Edição Scriptum com Liderança do PSD na Câmara
A Câmara aprovou projetos de autoria da deputada Laura Carneiro (PSD-RJ) que estabelecem a criação de planos de metas para as políticas voltadas à primeira infância e garantias de acesso das crianças à natureza, nas cidades e nas escolas. As duas propostas seguem para o Senado. “O desenvolvimento infantil é a maneira mais efetiva de investirmos num futuro de dignidade e sustentabilidade social, e nenhuma outra fase é tão rápida, intensa e estruturante quanto a primeira infância. Além disso, é essencial criar uma consciência sustentável, já que crianças e adolescentes são particularmente vulneráveis aos riscos ambientais e climáticos”, explica a parlamentar.
O PL 1924/25 determina que os gestores públicos devem criar os planos a cada quatro anos, por meio da Política Nacional Integrada da Primeira Infância. Os planos deverão tratar dos objetivos, iniciativas, indicadores de acompanhamento e metas relacionados à primeira infância no respectivo território. Além disso, devem garantir o acesso à educação, à saúde, à assistência social, entre outros direitos.
A outra proposta aprovada, o PL 2225/24, garante o acesso prioritário de crianças e adolescentes a áreas naturais, o direito de brincar livremente em contato com a natureza e a promoção de educação baseada na natureza como parte do currículo escolar.

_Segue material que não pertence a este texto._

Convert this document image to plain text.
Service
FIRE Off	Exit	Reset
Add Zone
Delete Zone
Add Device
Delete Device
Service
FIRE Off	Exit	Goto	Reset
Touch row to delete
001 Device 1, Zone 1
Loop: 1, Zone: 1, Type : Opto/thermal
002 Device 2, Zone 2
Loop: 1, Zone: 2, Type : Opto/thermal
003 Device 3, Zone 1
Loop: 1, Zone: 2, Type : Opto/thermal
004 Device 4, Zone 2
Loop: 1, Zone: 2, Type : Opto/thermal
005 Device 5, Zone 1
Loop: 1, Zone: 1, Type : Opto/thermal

Para isso, o Estado deverá determinar a necessidade de requalificação dos espaços públicos, especialmente no entorno das escolas, tratando, por exemplo, do estabelecimento de segurança viária, com a criação de rotas seguras nos caminhos entre domicílios e escolas e de planos de resposta a desastres.
A proposta também cria a Política Nacional Integrada dos Direitos de Crianças e Adolescentes à Natureza. Entre as ações propostas está a coleta de dados referentes a serviços, infraestrutura e situação de vida. As informações coletadas serão publicadas no Relatório Anual do Direito de Crianças e Adolescentes à Natureza, em linguagem simples e acessível.